Conservando il suo sorriso forzato, Bresson disse:
«Mi dispiace. Deve firmare anche la signora Wolff.»
Brenda sorrise, trionfante.
«Mi prometta di non mostrarla a nessun altro» disse Wolff. «Comunque, fino a domani. Se ha paura di perdere un affare, le darò un anticipo.»
«Oh, questo non sarà necessario» Bresson si diresse verso la porta con una fretta che tradiva il suo desiderio di uscire da una situazione imbarazzante. «Non la mostrerò a nessuno fino a che non avrò vostre notizie, domattina.»
Durante il percorso verso le loro stanze al Sands Motel, a Tempe, nessuno dei due pronunciò una sola parola. Brenda rimase rigidamente seduta, e continuò a fissare un punto imprecisato, oltre il parabrezza. Wolff le lanciò qualche occhiata furtiva, notando che il suo naso sembrava più aguzzo e le sue labbra più sottili; se andava avanti così, tra poco avrebbe avuto l’aspetto di un grosso pappagallo.

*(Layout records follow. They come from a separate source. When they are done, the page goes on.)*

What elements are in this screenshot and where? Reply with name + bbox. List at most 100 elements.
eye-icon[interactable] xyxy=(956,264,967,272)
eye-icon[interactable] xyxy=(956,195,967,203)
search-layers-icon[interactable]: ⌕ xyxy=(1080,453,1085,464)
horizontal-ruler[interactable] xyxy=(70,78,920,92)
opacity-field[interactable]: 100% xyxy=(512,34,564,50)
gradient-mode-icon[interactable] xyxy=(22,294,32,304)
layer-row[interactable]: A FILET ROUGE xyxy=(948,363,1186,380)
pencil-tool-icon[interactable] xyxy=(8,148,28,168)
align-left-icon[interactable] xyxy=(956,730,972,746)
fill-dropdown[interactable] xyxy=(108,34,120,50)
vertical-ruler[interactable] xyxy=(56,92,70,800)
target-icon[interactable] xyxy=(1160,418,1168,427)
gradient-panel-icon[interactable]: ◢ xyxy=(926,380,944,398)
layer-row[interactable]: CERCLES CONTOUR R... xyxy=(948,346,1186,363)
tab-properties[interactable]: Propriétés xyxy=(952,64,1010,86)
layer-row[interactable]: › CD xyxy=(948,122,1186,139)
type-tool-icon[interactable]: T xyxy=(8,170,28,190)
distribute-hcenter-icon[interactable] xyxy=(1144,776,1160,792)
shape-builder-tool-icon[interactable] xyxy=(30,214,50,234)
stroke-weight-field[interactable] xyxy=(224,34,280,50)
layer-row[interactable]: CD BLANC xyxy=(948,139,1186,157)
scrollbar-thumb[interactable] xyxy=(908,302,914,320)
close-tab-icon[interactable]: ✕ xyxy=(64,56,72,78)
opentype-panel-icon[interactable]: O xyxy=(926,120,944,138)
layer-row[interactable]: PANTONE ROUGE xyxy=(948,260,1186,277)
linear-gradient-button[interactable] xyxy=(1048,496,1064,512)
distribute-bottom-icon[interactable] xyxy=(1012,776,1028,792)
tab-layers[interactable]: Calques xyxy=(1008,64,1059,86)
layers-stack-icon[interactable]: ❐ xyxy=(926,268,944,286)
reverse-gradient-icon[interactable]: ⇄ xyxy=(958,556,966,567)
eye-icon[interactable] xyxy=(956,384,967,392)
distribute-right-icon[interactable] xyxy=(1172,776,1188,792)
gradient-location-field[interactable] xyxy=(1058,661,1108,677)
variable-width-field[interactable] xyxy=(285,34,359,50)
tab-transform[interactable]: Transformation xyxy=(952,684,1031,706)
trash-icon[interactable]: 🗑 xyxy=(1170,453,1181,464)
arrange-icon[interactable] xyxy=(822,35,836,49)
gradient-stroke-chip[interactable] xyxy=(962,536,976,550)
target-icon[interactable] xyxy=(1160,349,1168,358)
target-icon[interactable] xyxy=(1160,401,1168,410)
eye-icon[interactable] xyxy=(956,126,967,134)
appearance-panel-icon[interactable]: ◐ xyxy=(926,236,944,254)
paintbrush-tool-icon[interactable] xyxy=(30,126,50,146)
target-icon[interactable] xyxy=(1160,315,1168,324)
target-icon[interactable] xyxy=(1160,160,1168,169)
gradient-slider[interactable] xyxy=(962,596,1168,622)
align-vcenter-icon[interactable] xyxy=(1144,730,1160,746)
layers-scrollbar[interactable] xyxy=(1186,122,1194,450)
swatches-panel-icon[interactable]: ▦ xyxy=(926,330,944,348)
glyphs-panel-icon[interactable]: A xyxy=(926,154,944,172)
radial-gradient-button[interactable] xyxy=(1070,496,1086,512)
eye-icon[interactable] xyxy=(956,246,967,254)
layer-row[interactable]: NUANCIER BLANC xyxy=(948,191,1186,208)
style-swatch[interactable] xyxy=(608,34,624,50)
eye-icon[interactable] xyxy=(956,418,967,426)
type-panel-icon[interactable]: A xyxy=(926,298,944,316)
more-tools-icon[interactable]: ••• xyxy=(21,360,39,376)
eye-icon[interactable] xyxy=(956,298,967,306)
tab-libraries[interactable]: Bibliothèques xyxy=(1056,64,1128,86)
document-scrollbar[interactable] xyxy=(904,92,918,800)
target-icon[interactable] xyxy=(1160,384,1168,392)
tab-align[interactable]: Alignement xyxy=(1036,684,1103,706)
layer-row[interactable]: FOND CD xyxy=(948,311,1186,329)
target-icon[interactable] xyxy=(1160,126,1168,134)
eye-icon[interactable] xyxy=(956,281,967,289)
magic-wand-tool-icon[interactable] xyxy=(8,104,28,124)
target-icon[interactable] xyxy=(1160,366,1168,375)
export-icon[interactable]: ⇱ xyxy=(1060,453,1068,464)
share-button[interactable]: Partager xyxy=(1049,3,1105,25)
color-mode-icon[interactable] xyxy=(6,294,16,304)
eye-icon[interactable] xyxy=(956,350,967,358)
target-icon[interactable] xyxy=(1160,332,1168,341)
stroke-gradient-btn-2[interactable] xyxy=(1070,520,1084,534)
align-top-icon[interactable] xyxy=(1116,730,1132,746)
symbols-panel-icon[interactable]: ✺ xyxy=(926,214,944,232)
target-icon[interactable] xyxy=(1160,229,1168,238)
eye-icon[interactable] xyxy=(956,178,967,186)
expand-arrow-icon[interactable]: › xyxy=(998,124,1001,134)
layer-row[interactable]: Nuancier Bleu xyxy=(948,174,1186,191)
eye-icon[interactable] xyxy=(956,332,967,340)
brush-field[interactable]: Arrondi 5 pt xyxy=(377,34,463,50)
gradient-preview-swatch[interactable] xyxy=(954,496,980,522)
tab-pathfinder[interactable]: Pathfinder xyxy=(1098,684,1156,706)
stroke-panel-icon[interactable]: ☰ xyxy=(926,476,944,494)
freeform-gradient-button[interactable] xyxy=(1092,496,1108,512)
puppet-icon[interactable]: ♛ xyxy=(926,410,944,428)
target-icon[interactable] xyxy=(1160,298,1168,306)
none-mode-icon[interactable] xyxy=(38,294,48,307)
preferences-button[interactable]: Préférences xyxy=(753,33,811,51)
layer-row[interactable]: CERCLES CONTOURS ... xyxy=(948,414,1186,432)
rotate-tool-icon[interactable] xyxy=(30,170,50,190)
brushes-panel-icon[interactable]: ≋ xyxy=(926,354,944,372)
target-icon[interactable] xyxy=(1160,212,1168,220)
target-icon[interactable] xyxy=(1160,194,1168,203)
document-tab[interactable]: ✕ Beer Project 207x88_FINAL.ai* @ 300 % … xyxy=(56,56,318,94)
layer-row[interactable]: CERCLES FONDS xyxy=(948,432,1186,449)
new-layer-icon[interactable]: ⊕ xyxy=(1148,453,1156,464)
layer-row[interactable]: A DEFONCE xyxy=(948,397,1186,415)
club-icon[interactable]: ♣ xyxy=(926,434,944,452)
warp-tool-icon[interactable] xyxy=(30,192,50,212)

E quando finalmente sarebbe esplosa in un fiume di parole, avrebbe parlato come un grosso pappagallo. Il solito torrente di rimproveri e di minacce, vecchi e stanchi eppure energici. Lo avrebbe rimproverato di non avere avuto cura di lei, per tutti quegli anni, gli avrebbe rimproverato per l’ennesima volta di avere sempre tenuto il naso tra i libri, o di essersi dedicato al tiro con l’arco, alle esplorazioni, alle scalate di montagne, tutte attività sportive nelle quali lei non lo aveva mai potuto seguire, a causa della sua artrite. Avrebbe dipanato la lunga sequenza di anni di infelicità, o di proclamata infelicità, e avrebbe finito col piangere amaramente e violentemente.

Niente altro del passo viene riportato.